- Les annonces de Renault dans le secteur de la défense suscitent une vive opposition syndicale.
- La CGT du constructeur automobile critique les partenariats noués avec Thales pour la production de véhicules militaires et de drones, estimant que cette diversification vers l’armement ne fait pas consensus parmi les salariés.
Le virage de Renault vers l’industrie de défense continue de faire réagir en interne. Jeudi, la CGT-Renault a dénoncé les projets militaires présentés par le constructeur automobile lors du salon Eurosatory, affirmant qu’ils « choquent de nombreux salariés de l’entreprise ».
Cette prise de position intervient après l’annonce de deux partenariats stratégiques conclus avec Thales. La première porte sur la production de véhicules multimissions susceptibles d’être utilisés comme postes de commandement mobiles. Le second concerne l’industrialisation du drone explosif « Toutatis », dont la production en série doit débuter à partir de 2027.
Dans un communiqué, le syndicat affirme que « la CGT-Renault s’oppose à l’orientation militaire de l’entreprise ». Selon lui, « profiter de la marche à la guerre ne sera jamais bénéfique aux travailleurs ».
Un désaccord avec la direction sur l’adhésion des salariés
La CGT conteste également les déclarations de la direction concernant le soutien des employés à ces nouveaux projets. « Contrairement à ce qu’a déclaré François Provost au journal Le Monde dans son édition du 16 juin 2026 », le syndicat estime que cette stratégie ne « bénéficie pas du plein soutien des salariés de Renault ».

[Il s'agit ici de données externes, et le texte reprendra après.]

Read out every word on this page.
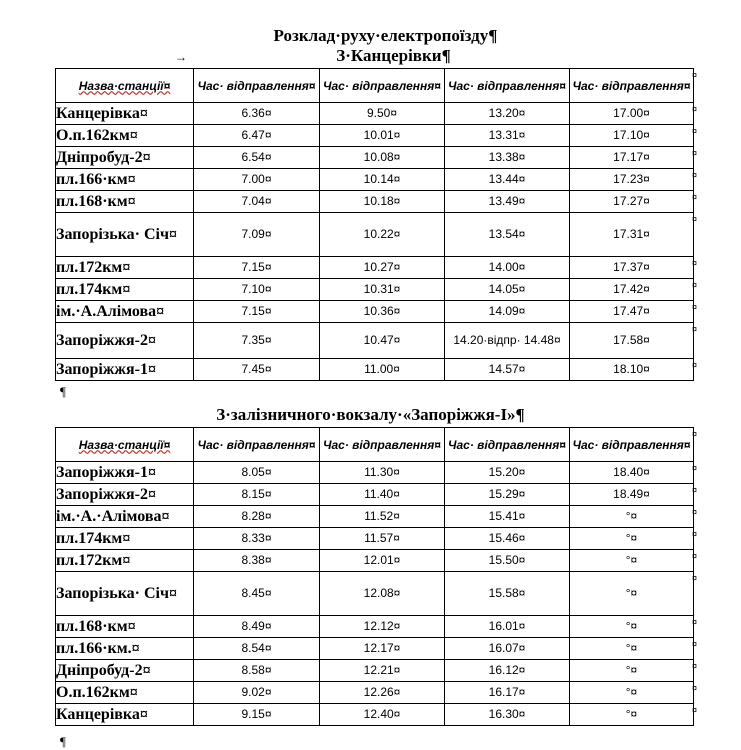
Розклад·руху·електропоїзду¶
→	З·Канцерівки¶
Назва·станції¤	Час· відправлення¤	Час· відправлення¤	Час· відправлення¤	Час· відправлення¤
Канцерівка¤	6.36¤	9.50¤	13.20¤	17.00¤
О.п.162км¤	6.47¤	10.01¤	13.31¤	17.10¤
Дніпробуд-2¤	6.54¤	10.08¤	13.38¤	17.17¤
пл.166·км¤	7.00¤	10.14¤	13.44¤	17.23¤
пл.168·км¤	7.04¤	10.18¤	13.49¤	17.27¤
Запорізька· Січ¤	7.09¤	10.22¤	13.54¤	17.31¤
пл.172км¤	7.15¤	10.27¤	14.00¤	17.37¤
пл.174км¤	7.10¤	10.31¤	14.05¤	17.42¤
ім.·А.Алімова¤	7.15¤	10.36¤	14.09¤	17.47¤
Запоріжжя-2¤	7.35¤	10.47¤	14.20·відпр· 14.48¤	17.58¤
Запоріжжя-1¤	7.45¤	11.00¤	14.57¤	18.10¤
¶
З·залізничного·вокзалу·«Запоріжжя-І»¶
Назва·станції¤	Час· відправлення¤	Час· відправлення¤	Час· відправлення¤	Час· відправлення¤
Запоріжжя-1¤	8.05¤	11.30¤	15.20¤	18.40¤
Запоріжжя-2¤	8.15¤	11.40¤	15.29¤	18.49¤
ім.·А.·Алімова¤	8.28¤	11.52¤	15.41¤	°¤
пл.174км¤	8.33¤	11.57¤	15.46¤	°¤
пл.172км¤	8.38¤	12.01¤	15.50¤	°¤
Запорізька· Січ¤	8.45¤	12.08¤	15.58¤	°¤
пл.168·км¤	8.49¤	12.12¤	16.01¤	°¤
пл.166·км.¤	8.54¤	12.17¤	16.07¤	°¤
Дніпробуд-2¤	8.58¤	12.21¤	16.12¤	°¤
О.п.162км¤	9.02¤	12.26¤	16.17¤	°¤
Канцерівка¤	9.15¤	12.40¤	16.30¤	°¤
¶
¤
¤
¤
¤
¤
¤
¤
¤
¤
¤
¤
¤
¤
¤
¤
¤
¤
¤
¤
¤
¤
¤
¤
¤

Selon l’organisation syndicale, les réactions observées dans les usines et les bureaux témoigneraient d’une opposition plus large.

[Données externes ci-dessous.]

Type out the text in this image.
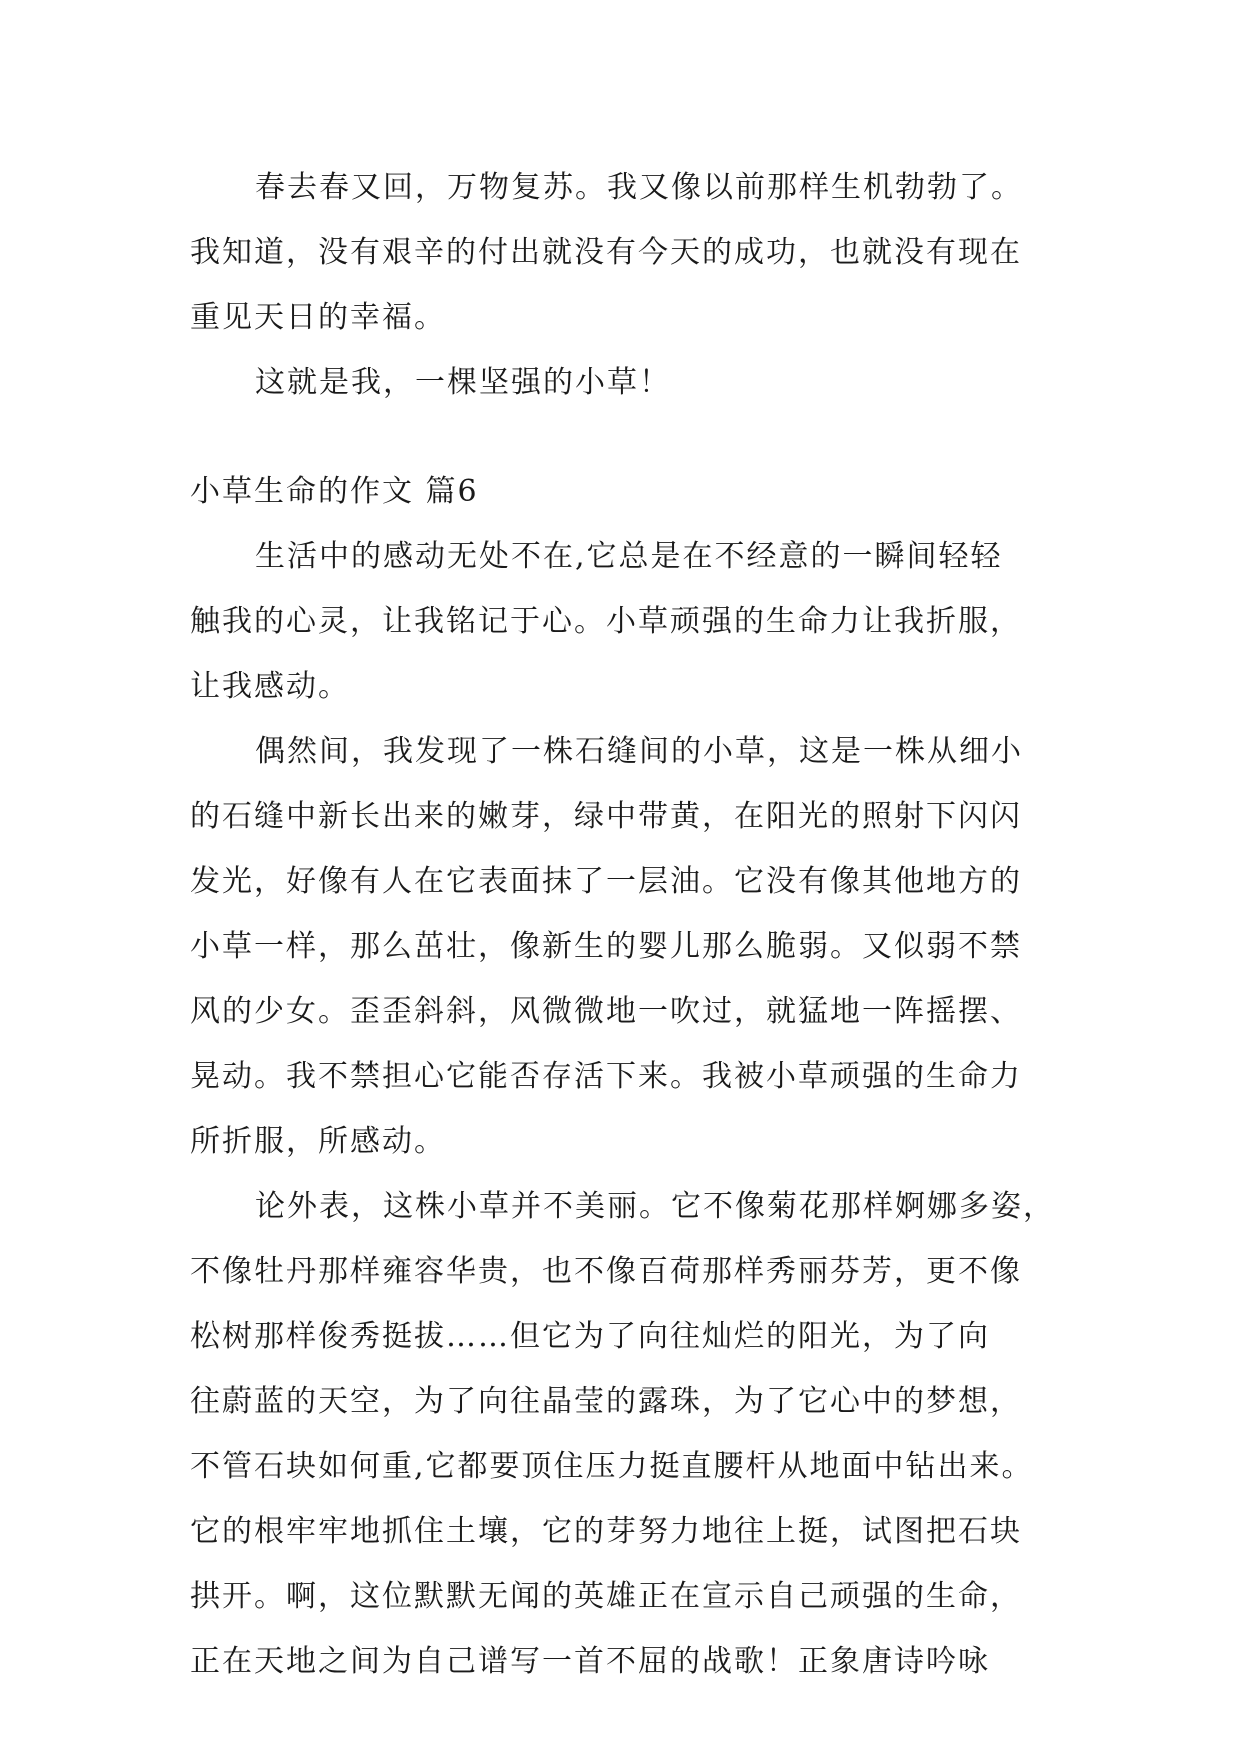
春去春又回，万物复苏。我又像以前那样生机勃勃了。
我知道，没有艰辛的付出就没有今天的成功，也就没有现在
重见天日的幸福。
这就是我，一棵坚强的小草！
小草生命的作文 篇6
生活中的感动无处不在,它总是在不经意的一瞬间轻轻
触我的心灵，让我铭记于心。小草顽强的生命力让我折服，
让我感动。
偶然间，我发现了一株石缝间的小草，这是一株从细小
的石缝中新长出来的嫩芽，绿中带黄，在阳光的照射下闪闪
发光，好像有人在它表面抹了一层油。它没有像其他地方的
小草一样，那么茁壮，像新生的婴儿那么脆弱。又似弱不禁
风的少女。歪歪斜斜，风微微地一吹过，就猛地一阵摇摆、
晃动。我不禁担心它能否存活下来。我被小草顽强的生命力
所折服，所感动。
论外表，这株小草并不美丽。它不像菊花那样婀娜多姿，
不像牡丹那样雍容华贵，也不像百荷那样秀丽芬芳，更不像
松树那样俊秀挺拔……但它为了向往灿烂的阳光，为了向
往蔚蓝的天空，为了向往晶莹的露珠，为了它心中的梦想，
不管石块如何重,它都要顶住压力挺直腰杆从地面中钻出来。
它的根牢牢地抓住土壤，它的芽努力地往上挺，试图把石块
拱开。啊，这位默默无闻的英雄正在宣示自己顽强的生命，
正在天地之间为自己谱写一首不屈的战歌！正象唐诗吟咏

« Les discussions dans les bureaux et les ateliers démontrent que de nombreux salariés refusent cette orientation car ils sont rentrés chez Renault pour fabriquer des voitures, pas des armes », souligne la CGT.
Le syndicat va plus loin en accusant la direction d’avoir progressivement préparé cette évolution stratégique sans véritable débat préalable. « Ce sont d’ailleurs bien ces réticences qui ont obligé la direction générale à avancer masquée sur le sujet, infusant petit à petit leur orientation vers la production d’armes », affirme-t-il.
La production du drone Toutatis au cœur des critiques
Parmi les projets annoncés, la future production du drone explosif Toutatis concentre une partie des critiques syndicales.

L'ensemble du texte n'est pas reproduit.